Et Sartre continue en inscrivant directement la peinture que Sarraute donne de ses personnages au sein d’une interprétation dont il emprunte les concepts directeurs à Heidegger. Parlant du livre Tropisme de Sarraute, il écrit :
C’est la « parlerie » de Heidegger, le « on » et, pour tout dire, le règne de l’inauthenticité. Et, sans doute, bien des auteurs ont effleuré, en passant, éraflé le mur de l’inauthenticité, mais je n’en connais pas qui en ait fait, de propos délibéré, le sujet d’un livre : c’est que l’inauthenticité n’est pas romanesque. Les romanciers s’efforcent au contraire de nous persuader que le monde est fait d’individus irremplaçables, tous exquis, même les méchants, tous passionnés, tous particuliers.
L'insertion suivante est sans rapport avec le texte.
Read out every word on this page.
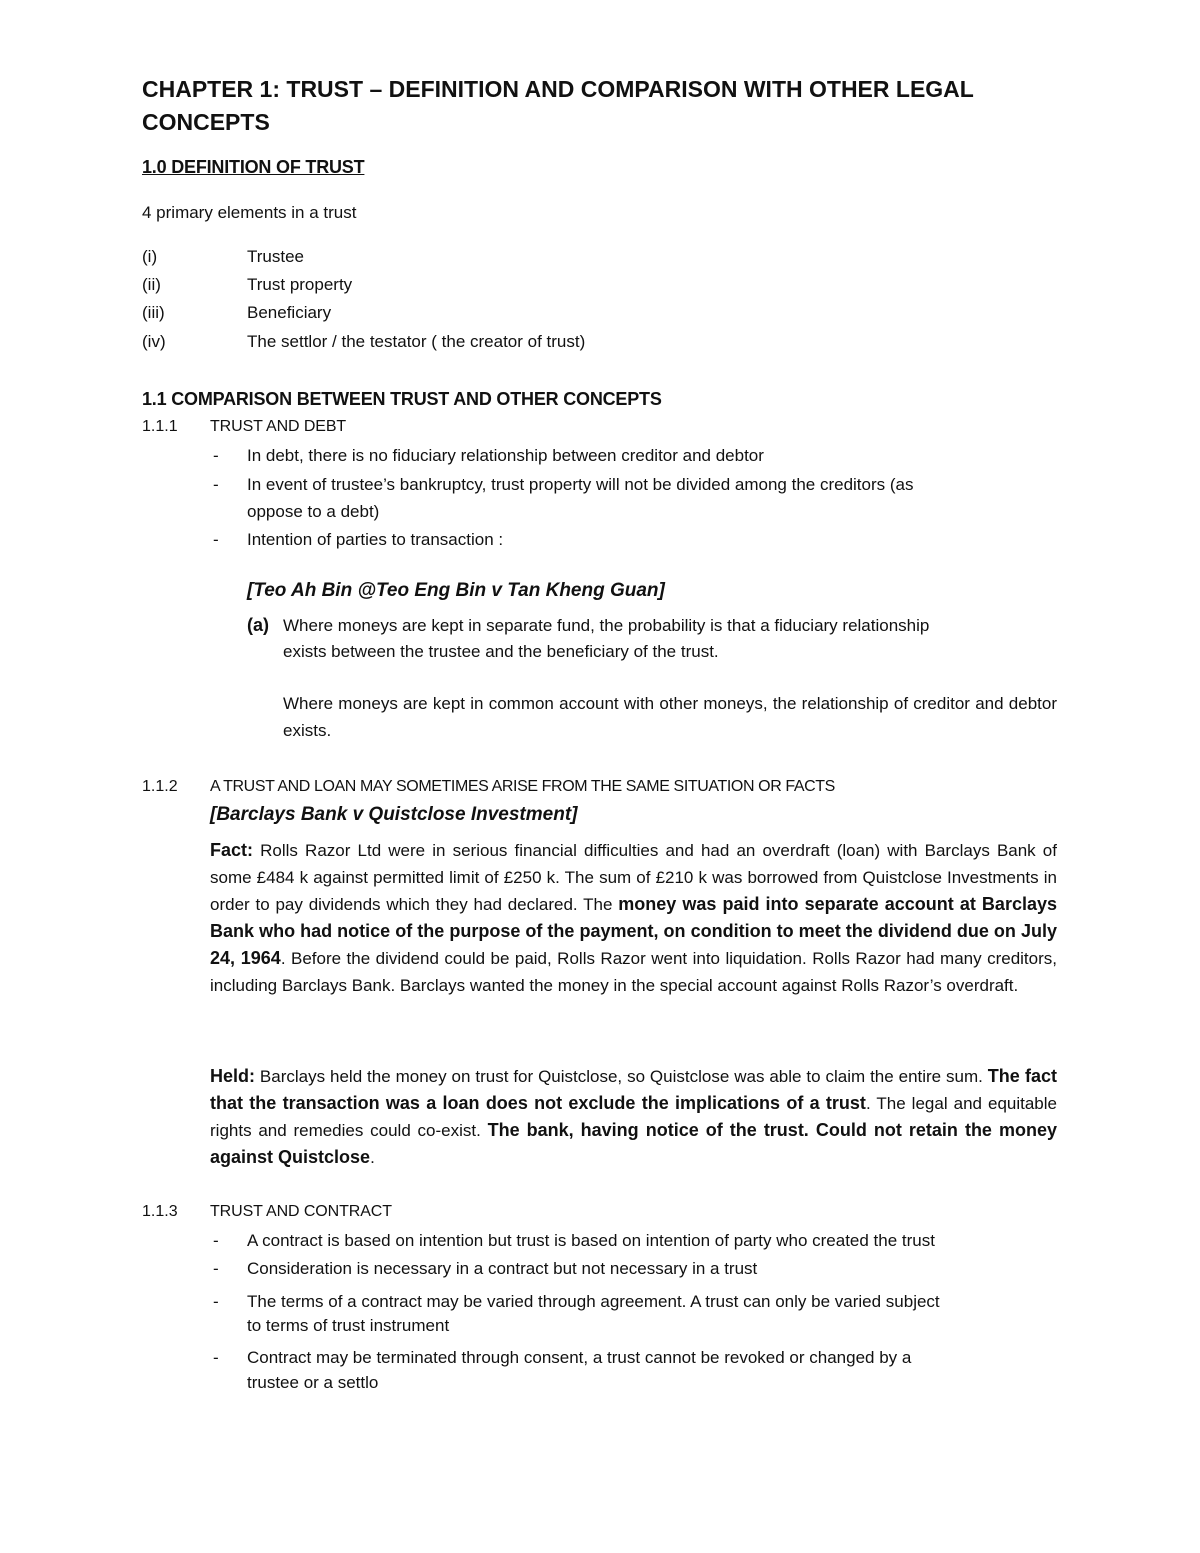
CHAPTER 1: TRUST – DEFINITION AND COMPARISON WITH OTHER LEGAL
CONCEPTS
1.0 DEFINITION OF TRUST
4 primary elements in a trust
(i)	Trustee
(ii)	Trust property
(iii)	Beneficiary
(iv)	The settlor / the testator ( the creator of trust)
1.1 COMPARISON BETWEEN TRUST AND OTHER CONCEPTS
1.1.1 TRUST AND DEBT
- In debt, there is no fiduciary relationship between creditor and debtor
- In event of trustee’s bankruptcy, trust property will not be divided among the creditors (as
oppose to a debt)
- Intention of parties to transaction :
[Teo Ah Bin @Teo Eng Bin v Tan Kheng Guan]
(a) Where moneys are kept in separate fund, the probability is that a fiduciary relationship
exists between the trustee and the beneficiary of the trust.
Where moneys are kept in common account with other moneys, the relationship of creditor and debtor exists.
1.1.2 A TRUST AND LOAN MAY SOMETIMES ARISE FROM THE SAME SITUATION OR FACTS
[Barclays Bank v Quistclose Investment]
Fact: Rolls Razor Ltd were in serious financial difficulties and had an overdraft (loan) with Barclays Bank of some £484 k against permitted limit of £250 k. The sum of £210 k was borrowed from Quistclose Investments in order to pay dividends which they had declared. The money was paid into separate account at Barclays Bank who had notice of the purpose of the payment, on condition to meet the dividend due on July 24, 1964. Before the dividend could be paid, Rolls Razor went into liquidation. Rolls Razor had many creditors, including Barclays Bank. Barclays wanted the money in the special account against Rolls Razor’s overdraft.
Held: Barclays held the money on trust for Quistclose, so Quistclose was able to claim the entire sum. The fact that the transaction was a loan does not exclude the implications of a trust. The legal and equitable rights and remedies could co-exist. The bank, having notice of the trust. Could not retain the money against Quistclose.
1.1.3 TRUST AND CONTRACT
- A contract is based on intention but trust is based on intention of party who created the trust
- Consideration is necessary in a contract but not necessary in a trust
- The terms of a contract may be varied through agreement. A trust can only be varied subject
to terms of trust instrument
- Contract may be terminated through consent, a trust cannot be revoked or changed by a
trustee or a settlo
Nathalie Sarraute nous fait voir le mur de l’inauthentique ; elle nous le fait voir partout. Et derrière ce mur ? Qu’y a-t-il ? Eh bien justement rien. Rien ou presque.
L’Authenticité, vrai rapport avec les autres, avec soi-même, avec la mort, est partout suggérée mais invisible. On la pressent parce qu’on la fuit. Si nous jetons un coup d’œil, comme l’auteur nous y invite, à l’intérieur des gens, nous entrevoyons un grouillement de fuites molles et tentaculaires. Il y a la fuite dans les objets qui réfléchissent paisiblement l’universel et la permanence, la fuite dans les occupations quotidiennes, la fuite dans le mesquin.